I’m also a selfish person but I have no plans to run for a public office, I would hate that kind of job.
A look into history.
While the nation’s first two presidents felt it necessary to deliver a speech to the national Congress, President Thomas Jefferson disagreed with that assumption. President Jefferson believed a physical speech to Congress was not necessary and a public event idolizing the presidency seemed to monarchial, antithectical to the nation’s democratic ideal. Instead of a physical speech, President Jefferson simply wrote a letter to the Congress in which he laid out budget reports for his agenda (no grandstanding public appeals) and that tradition was followed until President Woodrow Wilson revived public addresses in 1913.

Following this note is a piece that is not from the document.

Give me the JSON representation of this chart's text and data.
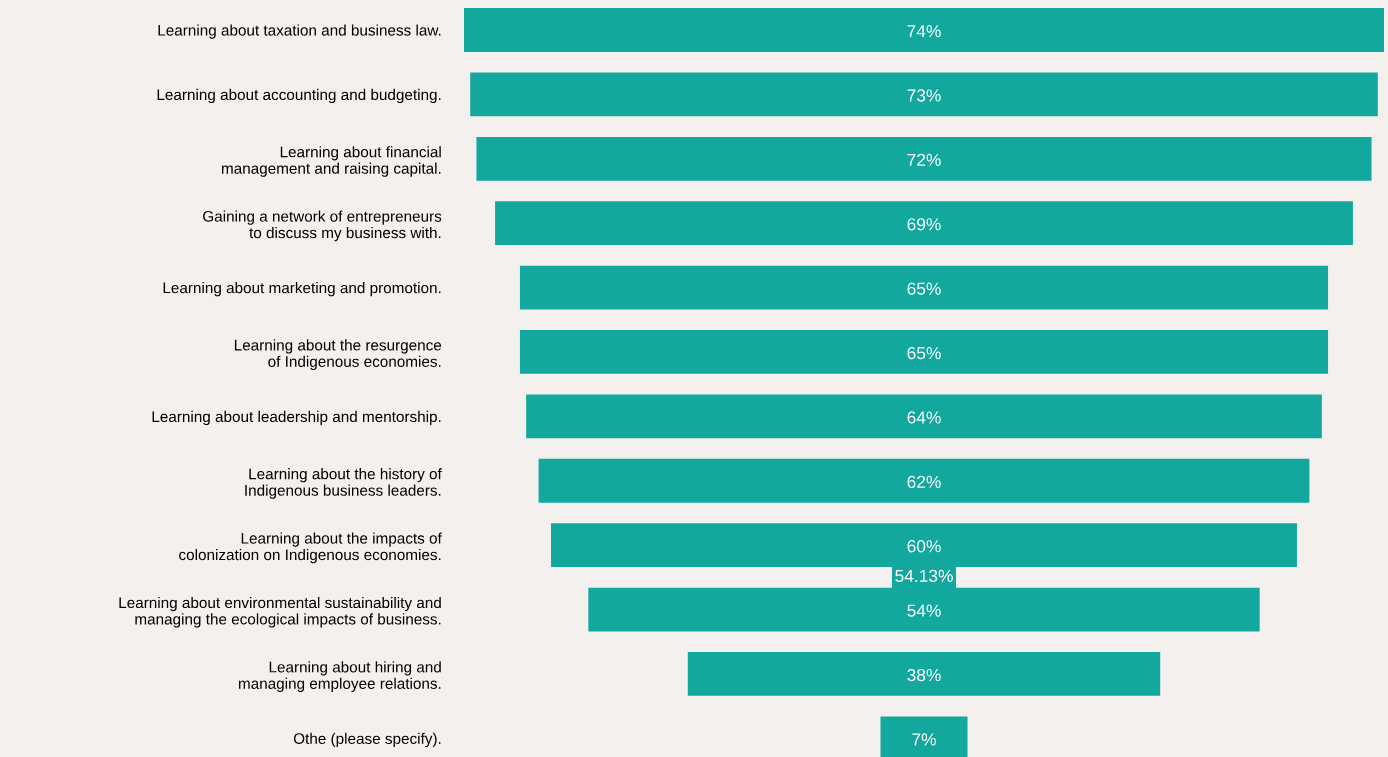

I think two inventions transformed political theatre in the negative during the 20th century: the radio and the television. Ultimately, the radio and the television (more so with television) placed more emphasis on public appearances and optics rather than the specifics of policies. Americans began turning to what a candidates looked like and what he appeared to do rather than what a candidate actually was, Presidents John Kennedy and Ronald Reagan are examples of this public obsession with appearances. Both Kennedy and Reagan were praised for their on-camera talents while their less favorable actions regarding policy stayed out of the spotlight.
How can Americans return to a policy-focused culture shying away from appearances and optics?